Acclaimed for her novels and short stories, Joyce Carol Oates is also an unparalleled literary critic whose insights and commentary
have graced the pages of such publications as the "New York Review of Books", the "Times Literary Supplement", and the "New
York Times Book Review". This new collection brings together some of her most brilliant and provocative pieces, covering a
diverse range of subjects and ideas. The rough country is both the treacherous geographical/psychological terrains of the
writers she analyses - Flannery O'Connor, Shirley Jackson, Cormac McCarthy, Annie Proulx, and Margaret Atwood among others-and
also the emotional terrain of Oates's own life following the unexpected death of her husband, Raymond Smith, after 48 years
of marriage. As literature is a traditional solace to the bereft, so writing about literature can be a solace to the bereft
as it was to me during the days, weeks, and months when the effort of writing fiction often seemed beyond me, as if belonging
to another lifetime when I'd been younger, more resilient and reckless, Oates writes.
Reading and taking notes, especially
late at night when I can't sleep, has been the solace, for me, that saying the rosary or reading "The Book of Common Prayer"

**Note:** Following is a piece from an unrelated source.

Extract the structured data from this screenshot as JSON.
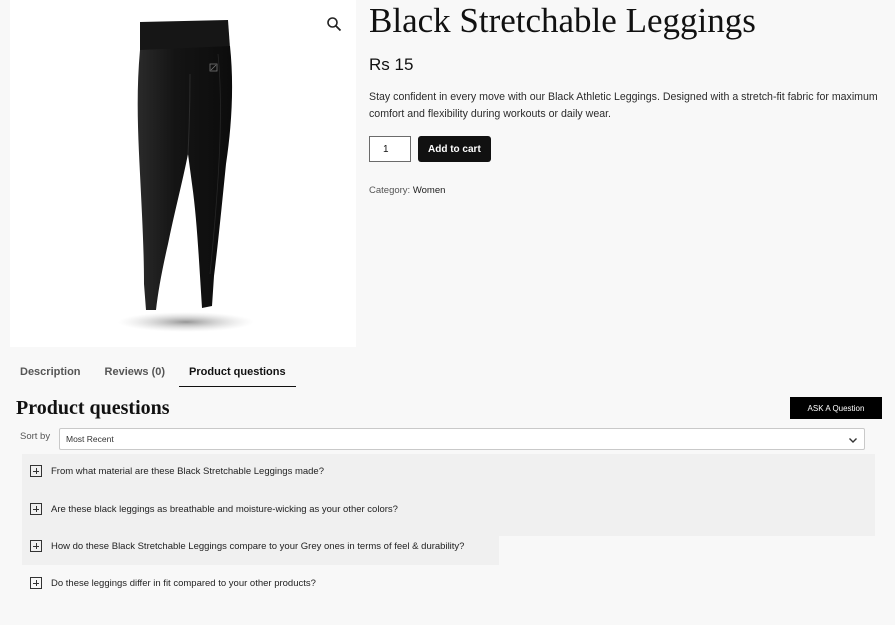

might be for another. The result of those meditations are the pieces of In Rough Country-balanced and illuminating essays
that demonstrate an artist working at the top of her form. As she engages with forebears and contemporaries, Oates provides
clues to her own creative process, for prose is a kind of music: music creates 'mood'. What is argued on the surface may be
but ripples rising from a deeper, subtextual urgency.